La sénatrice parlait encore, évoquant des évaluations des menaces et la coordination fédérale, mais je n’écoutais pas vraiment. J’observais le visage de Destiny tandis qu’elle recalculait sans cesse, repensant à chaque dîner où elle m’avait minimisé, à chaque réunion de famille où elle m’avait mis en avant avec l’aide de ses collègues. Chaque récit soigneusement construit autour de mon échec se rejouait dans son esprit et se brisait face à cette nouvelle réalité indéniable.
« Vous allez devoir partir », dis-je au sénateur, d’une voix calme et professionnelle, sur le même ton que lors de mes briefings avec les chefs d’état-major interarmées. « Votre escorte sera là dans environ huit minutes. J’ai prévu un véhicule sécurisé pour vous conduire en lieu sûr le temps d’évaluer pleinement le niveau de menace. » « Bien sûr », répondit-il. « Merci. »
« Je suis désolé de vous déranger. » « Votre soirée ? » Comme si c’était ma fête, ma maison, ma famille. Il partit. Le doyen le suivit, balbutiant des excuses à Destiny qu’elle ne sembla pas entendre. Dans le silence qui suivit, mon père retrouva enfin sa voix. « Jolie, vous êtes l’administratrice de la DEA ? » Oui. Depuis combien de temps ? Trois ans.
J’ai passé seize ans dans cette agence. Kamran laissa échapper un petit son. Ni un rire, ni un sanglot. Mais vous n’avez jamais… Vous avez dit que vous travailliez pour le gouvernement. Je travaille effectivement pour le gouvernement. Vous nous avez laissé croire… Brin commença, puis s’arrêta. Parce que qu’est-ce que je leur avais laissé croire ? Je leur avais dit que je travaillais pour le gouvernement fédéral.
Je leur avais dit que c’était un travail classifié. Je leur avais dit que je ne pouvais pas en discuter les détails. Ils avaient comblé les lacunes eux-mêmes, me dépeignant comme une personne insignifiante parce que c’était plus facile que d’imaginer que je puisse être autre chose. Le destin a trouvé sa voix. « Depuis tout ce temps, tu nous as menti. » « Non, ai-je dit, j’ai toujours été exactement celle que j’ai prétendu être. »
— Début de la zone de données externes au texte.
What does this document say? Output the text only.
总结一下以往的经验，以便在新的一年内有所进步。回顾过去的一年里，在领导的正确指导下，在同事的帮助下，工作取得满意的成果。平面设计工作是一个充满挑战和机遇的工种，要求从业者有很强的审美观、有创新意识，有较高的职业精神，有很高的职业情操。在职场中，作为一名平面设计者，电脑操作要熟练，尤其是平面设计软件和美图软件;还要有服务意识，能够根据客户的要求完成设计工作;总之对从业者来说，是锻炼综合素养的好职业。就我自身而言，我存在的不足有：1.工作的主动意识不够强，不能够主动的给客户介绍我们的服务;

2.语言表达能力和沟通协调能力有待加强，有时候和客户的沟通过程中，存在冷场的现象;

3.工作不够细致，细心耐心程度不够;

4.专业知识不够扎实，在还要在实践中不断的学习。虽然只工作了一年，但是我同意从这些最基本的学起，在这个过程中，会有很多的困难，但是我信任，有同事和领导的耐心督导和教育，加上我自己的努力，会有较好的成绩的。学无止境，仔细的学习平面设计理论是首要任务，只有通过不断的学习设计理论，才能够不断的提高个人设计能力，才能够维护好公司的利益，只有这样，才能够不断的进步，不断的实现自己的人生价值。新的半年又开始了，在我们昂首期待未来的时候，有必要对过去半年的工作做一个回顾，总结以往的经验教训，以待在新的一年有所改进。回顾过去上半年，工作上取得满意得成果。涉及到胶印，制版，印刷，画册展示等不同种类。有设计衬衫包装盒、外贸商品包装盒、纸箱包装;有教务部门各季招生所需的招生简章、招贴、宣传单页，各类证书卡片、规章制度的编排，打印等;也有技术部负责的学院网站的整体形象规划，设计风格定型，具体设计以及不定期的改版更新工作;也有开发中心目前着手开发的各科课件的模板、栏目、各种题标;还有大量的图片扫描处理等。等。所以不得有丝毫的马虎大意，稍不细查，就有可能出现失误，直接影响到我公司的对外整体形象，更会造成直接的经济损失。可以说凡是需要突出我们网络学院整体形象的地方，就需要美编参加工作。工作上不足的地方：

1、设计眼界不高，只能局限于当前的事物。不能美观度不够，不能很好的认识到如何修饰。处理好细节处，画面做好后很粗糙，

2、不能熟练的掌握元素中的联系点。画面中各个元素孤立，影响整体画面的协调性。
Vous avez décidé que ce n’était pas suffisant. Nous avions un sénateur américain chez nous, dit-elle d’une voix forte. Et vous nous avez fait honte. Je lui ai sauvé la vie, dis-je doucement. Le cartel Vargas avait des agents en planque pour l’intercepter ce soir. Votre dîner était sur leur liste de surveillance à cause de sa présence.
Mon équipe surveille la situation depuis trois mois. S’il est encore en vie, c’est uniquement parce que j’ai autorisé l’opération qui a permis d’arrêter Diego Vargas avant qu’ils ne puissent mettre leur plan à exécution. Ces mots résonnaient encore comme une fumée. Mon père s’est affaissé sur une chaise de la cuisine, une de ces simples chaises en bois réservées au personnel. Il a soudainement paru vieux, plus vieux que je ne l’avais jamais vu. « Tout ce temps », a-t-il répété.
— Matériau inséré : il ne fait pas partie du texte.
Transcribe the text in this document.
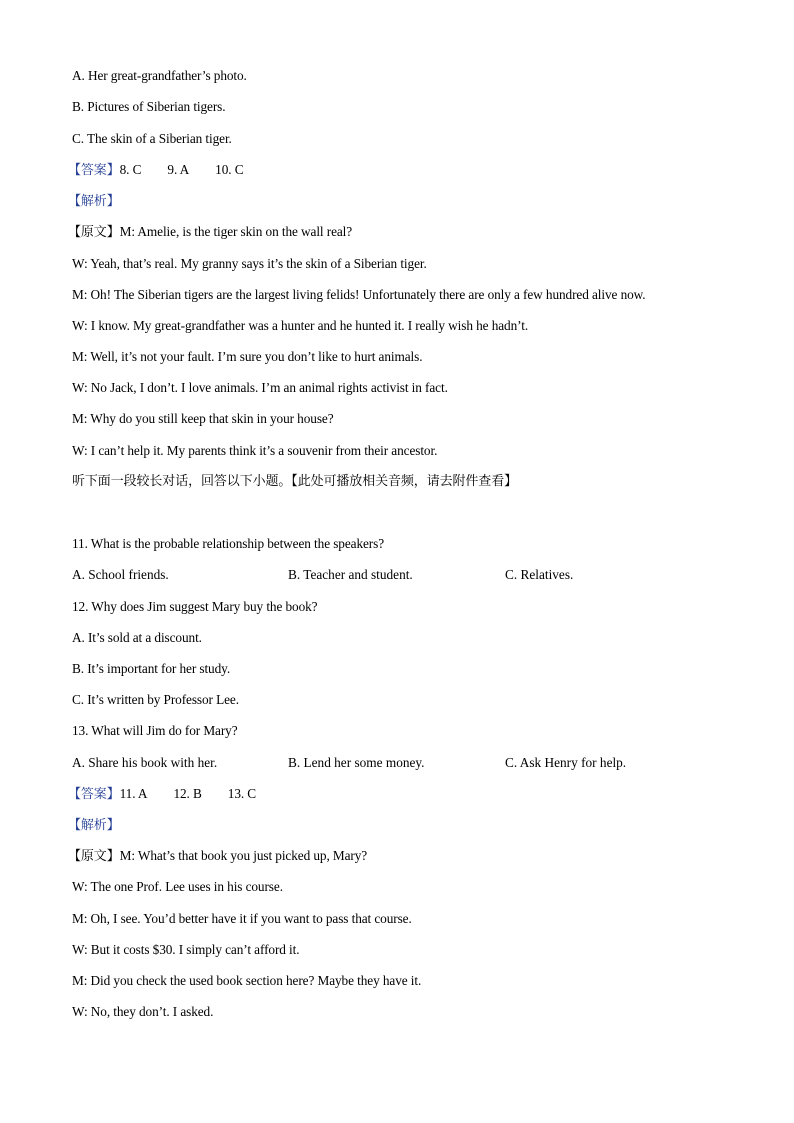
A. Her great-grandfather’s photo.
B. Pictures of Siberian tigers.
C. The skin of a Siberian tiger.
【答案】8. C 9. A 10. C
【解析】
【原文】M: Amelie, is the tiger skin on the wall real?
W: Yeah, that’s real. My granny says it’s the skin of a Siberian tiger.
M: Oh! The Siberian tigers are the largest living felids! Unfortunately there are only a few hundred alive now.
W: I know. My great-grandfather was a hunter and he hunted it. I really wish he hadn’t.
M: Well, it’s not your fault. I’m sure you don’t like to hurt animals.
W: No Jack, I don’t. I love animals. I’m an animal rights activist in fact.
M: Why do you still keep that skin in your house?
W: I can’t help it. My parents think it’s a souvenir from their ancestor.
听下面一段较长对话，回答以下小题。【此处可播放相关音频，请去附件查看】
11. What is the probable relationship between the speakers?
A. School friends.	B. Teacher and student.	C. Relatives.
12. Why does Jim suggest Mary buy the book?
A. It’s sold at a discount.
B. It’s important for her study.
C. It’s written by Professor Lee.
13. What will Jim do for Mary?
A. Share his book with her.	B. Lend her some money.	C. Ask Henry for help.
【答案】11. A 12. B 13. C
【解析】
【原文】M: What’s that book you just picked up, Mary?
W: The one Prof. Lee uses in his course.
M: Oh, I see. You’d better have it if you want to pass that course.
W: But it costs $30. I simply can’t afford it.
M: Did you check the used book section here? Maybe they have it.
W: No, they don’t. I asked.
Pendant toutes ces années, on le croyait. Je sais ce que tu pensais, dis-je. Cameron pleurait maintenant en silence, son maquillage impeccable coulant en fines lignes noires sur ses joues. Binn se tenait dans l’embrasure de la porte, son costume de Savro lui paraissant soudain déguisé, comme s’il jouait à se déguiser dans un monde qui venait de se révéler bien plus complexe qu’il ne l’avait imaginé.
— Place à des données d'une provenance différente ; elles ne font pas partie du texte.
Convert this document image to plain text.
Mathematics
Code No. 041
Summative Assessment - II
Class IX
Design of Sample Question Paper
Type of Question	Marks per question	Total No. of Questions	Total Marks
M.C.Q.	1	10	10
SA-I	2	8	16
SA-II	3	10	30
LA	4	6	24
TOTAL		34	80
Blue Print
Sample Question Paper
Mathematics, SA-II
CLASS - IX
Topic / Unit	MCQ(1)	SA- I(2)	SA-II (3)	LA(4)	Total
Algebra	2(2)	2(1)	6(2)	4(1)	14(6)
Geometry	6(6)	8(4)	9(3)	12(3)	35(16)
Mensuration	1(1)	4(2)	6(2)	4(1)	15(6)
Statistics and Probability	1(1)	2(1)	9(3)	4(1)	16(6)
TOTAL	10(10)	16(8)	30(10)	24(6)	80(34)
« Je dois y aller », dis-je. « J’ai un débriefing à mener, une situation de sécurité nationale à gérer. Vous comprenez ? » Je pris mon sac là où je l’avais laissé près de la porte. Les traiteurs avaient disparu dans le fond de la cuisine, probablement terrifiés, se demandant sans doute dans quel drame familial ils avaient mis le pied. « Jolie. » La voix de mon père m’arrêta.